NÂZIM HIKMET, EM FRENTE, DE NOVO, AO MONTE ULUDAG

(para Vitor Silva Tavares)

Aquela que traz a lua maravilha-me,
venha ela de Salónica, de Esmirna, ou de Ankara
– fico-me a olhar-lhe a boca, aquela falha
clara que no fio dos dentes lhe ilumina o sorriso,
e sei que não há carcereiros que me tolham o passo,
nem prisioneiros que não possam libertar-se.
A ronda cinge o cárcere, o meu povo, no seu intenso
turco, tenta erguer-se da infrene dominação que o subjuga,
mas, entre os muros, o meu sonho vem dessa lua
que esta mulher me entrega quando ponho
os meus olhos nos seus e escuto o que me diz
como se estivesse a ouvir o coração.

Escuto-a e uma peça de prata toca a minha cabeça,
e assim ando a monte, assim a noite
é um vasto vidro despolido onde transito
quando o silêncio cresce nas masmorras de Bursa
e embranquece cada um dos meus cabelos por esta sedição
inominável. Não, não sou um fugitivo a correr as sete partidas do mundo
– quem me vigia sabe que sou um poeta
e que todas as palavras me pertencem, da Anatólia a Hatay,
de Istambul a Adana.

Ah, em Adana vi o cavaleiro turco
em busca dos mortos, de espada desembainhada, erguia
a bandeira vermelha e perguntava pelos gregos,
os gregos que dormem na terra da Anatólia,
a acusá-los sardonicamente,
porque se deitaram
ao lado dos turcos que morreram
na terra onde as magnólias florescem
sobre os telhados das casas.

Ali recitei o Corão, balouçando-me nos joelhos, para a frente
e para trás, depois do muezim entoar o azan
– que os meus pés descalços, a sua planta calosa,
mostrem por onde andei e como, em menino, ouvi
canções de embalar, poemas mevlevis, e deixei de ser crente
na esperança divina, porque tudo o que faço está para além
de qualquer recompensa, para além do temor do castigo,
e trago comigo um revólver carregado na algibeira das calças,
de que sou incapaz  de me servir, enquanto canto.

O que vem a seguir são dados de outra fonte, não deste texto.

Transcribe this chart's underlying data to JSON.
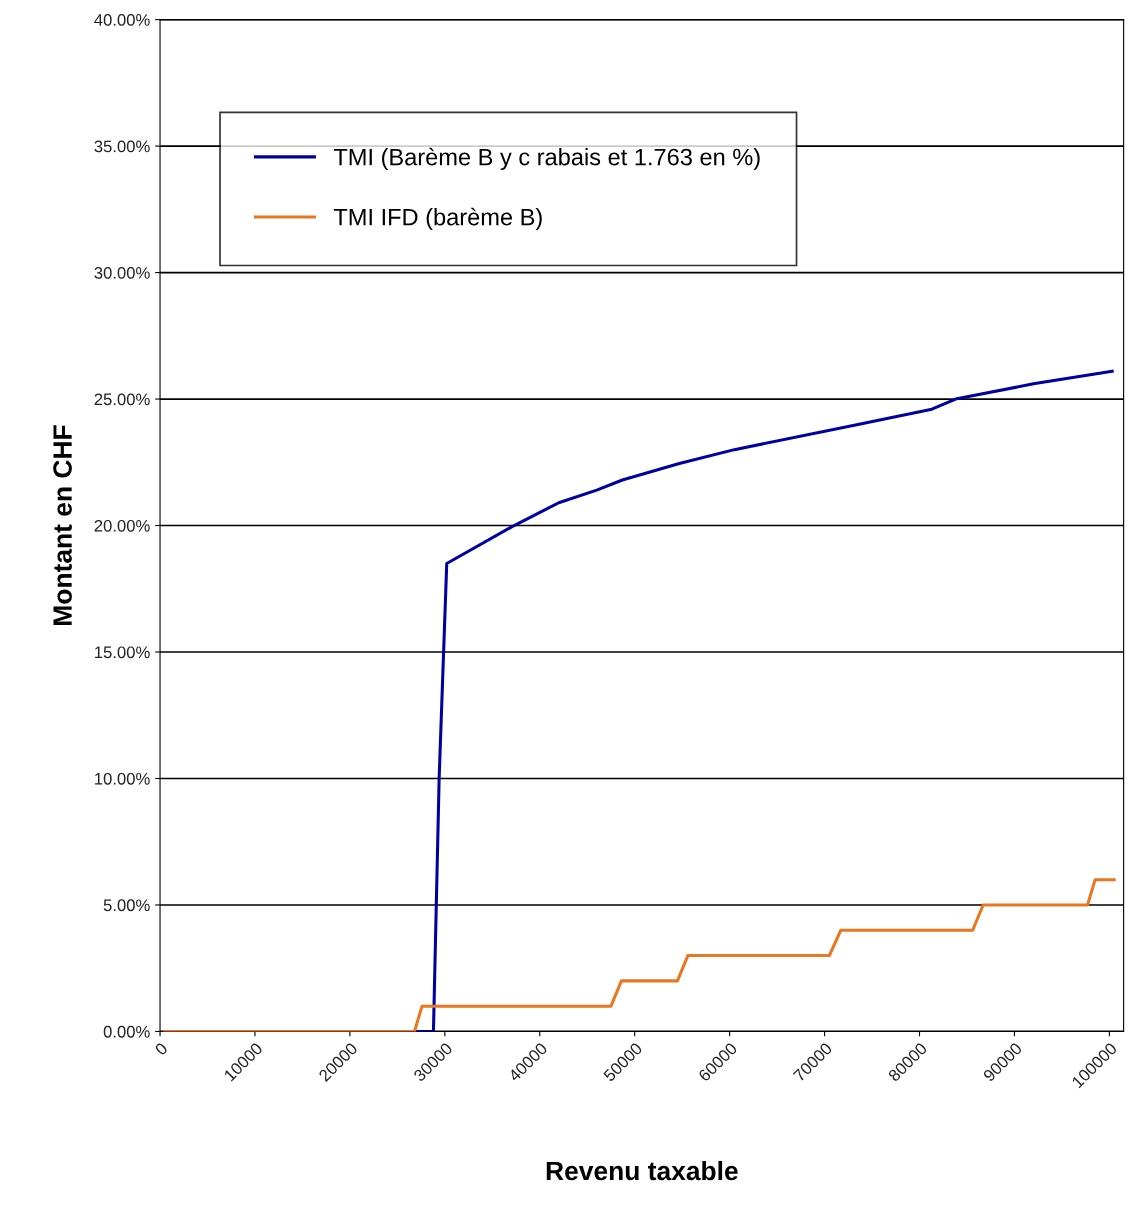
{
  "chart_data": {
    "type": "line",
    "xlabel": "Revenu taxable",
    "ylabel": "Montant en CHF",
    "xlim": [
      0,
      101500
    ],
    "xticks": [
      0,
      10000,
      20000,
      30000,
      40000,
      50000,
      60000,
      70000,
      80000,
      90000,
      100000
    ],
    "ylim": [
      0,
      40
    ],
    "yticks": [
      {
        "value": 0,
        "label": "0.00%"
      },
      {
        "value": 5,
        "label": "5.00%"
      },
      {
        "value": 10,
        "label": "10.00%"
      },
      {
        "value": 15,
        "label": "15.00%"
      },
      {
        "value": 20,
        "label": "20.00%"
      },
      {
        "value": 25,
        "label": "25.00%"
      },
      {
        "value": 30,
        "label": "30.00%"
      },
      {
        "value": 35,
        "label": "35.00%"
      },
      {
        "value": 40,
        "label": "40.00%"
      }
    ],
    "grid": "y",
    "legend": "top left",
    "marker": "none",
    "line_style": "solid",
    "series": [
      {
        "name": "TMI (Barème B y c rabais et 1.763 en %)",
        "color": "#0000a0",
        "x": [
          500,
          28800,
          29400,
          30200,
          37300,
          42000,
          46000,
          48700,
          54700,
          60500,
          73000,
          81300,
          83800,
          92000,
          100300
        ],
        "values": [
          0,
          0,
          10,
          18.5,
          20.0,
          20.9,
          21.4,
          21.8,
          22.45,
          23.0,
          23.95,
          24.6,
          25.0,
          25.6,
          26.1
        ]
      },
      {
        "name": "TMI IFD (barème B)",
        "color": "#e87722",
        "x": [
          500,
          26800,
          27600,
          47500,
          48600,
          54500,
          55600,
          70500,
          71700,
          85600,
          86700,
          97700,
          98500,
          100500
        ],
        "values": [
          0,
          0,
          1,
          1,
          2,
          2,
          3,
          3,
          4,
          4,
          5,
          5,
          6,
          6
        ]
      }
    ]
  }
}
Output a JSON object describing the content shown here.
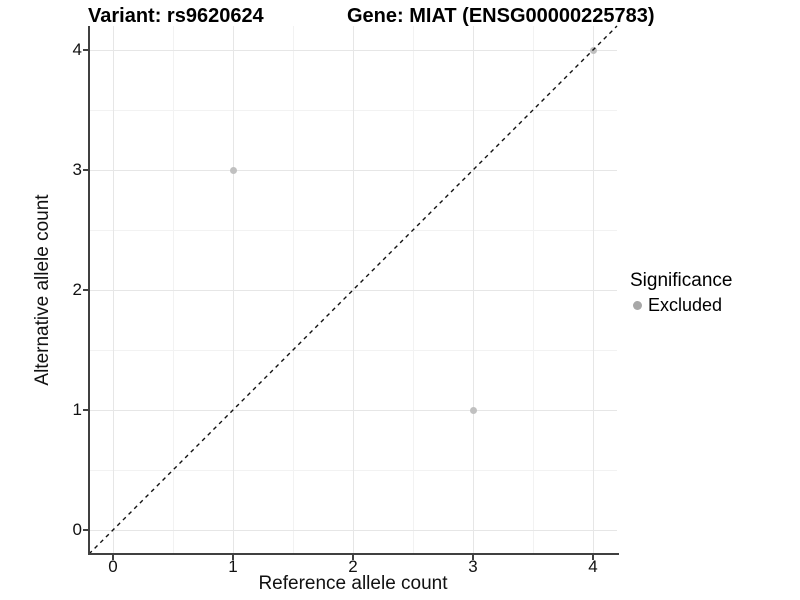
{
  "header": {
    "title_left": "Variant: rs9620624",
    "title_right": "Gene: MIAT (ENSG00000225783)"
  },
  "legend": {
    "title": "Significance",
    "position": "right",
    "items": [
      {
        "label": "Excluded",
        "color": "#a8a8a8",
        "marker": "circle"
      }
    ]
  },
  "chart_data": {
    "type": "scatter",
    "xlabel": "Reference allele count",
    "ylabel": "Alternative allele count",
    "xlim": [
      -0.2,
      4.2
    ],
    "ylim": [
      -0.2,
      4.2
    ],
    "xticks": [
      0,
      1,
      2,
      3,
      4
    ],
    "yticks": [
      0,
      1,
      2,
      3,
      4
    ],
    "xminor": [
      0.5,
      1.5,
      2.5,
      3.5
    ],
    "yminor": [
      0.5,
      1.5,
      2.5,
      3.5
    ],
    "grid": true,
    "series": [
      {
        "name": "Excluded",
        "significance": "Excluded",
        "color": "#c0c0c0",
        "points": [
          [
            1,
            3
          ],
          [
            3,
            1
          ],
          [
            4,
            4
          ]
        ]
      }
    ],
    "identity_line": {
      "slope": 1,
      "intercept": 0,
      "style": "dashed",
      "color": "#111111"
    }
  },
  "colors": {
    "background": "#ffffff",
    "grid_major": "#e6e6e6",
    "grid_minor": "#f2f2f2",
    "axis_line": "#404040",
    "title_text": "#000000",
    "tick_text": "#111111"
  }
}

Pela causa posso cegar, ficar coxo, estropiado,
submergir pelos piores pesadelos, aguentar os nevões e o frio
da avenida Tverskoi, discutir com o amigo Maiakovski a envergadura dos versos,
ir de Tiflis a Kars, depois a Gálata e Pera, depois a Ankara, a enfrentar
o Tribunal Especial, e ser condenado ao segredo,
essa cúpula de alvenaria no meio da prisão com grades de ferro na janela,
mas sem vidraça, onde o chão é de cimento e neva dentro da cela,
e onde, a qualquer momento, posso voltar ao grande exílio,
posso voltar à avenida Srasnoi, onde bato
os pés sobre a neve e Fédia Seis Dedos, da bacia do Volga,
regateia comigo o tamanho dos peixes como se regateasse
o tamanho da fome dos seus doze anos sujos e esfarrapados,
a quem, com um sorriso, ofereço o meu último cigarro,
a lembrar-me da nudez das coisas, da raiva,
das mulheres de Alepo e de Salónica,
para, por fim, trocar com ele o pequeno peixe
que lhe dei em sigilo por outro um pouco maior.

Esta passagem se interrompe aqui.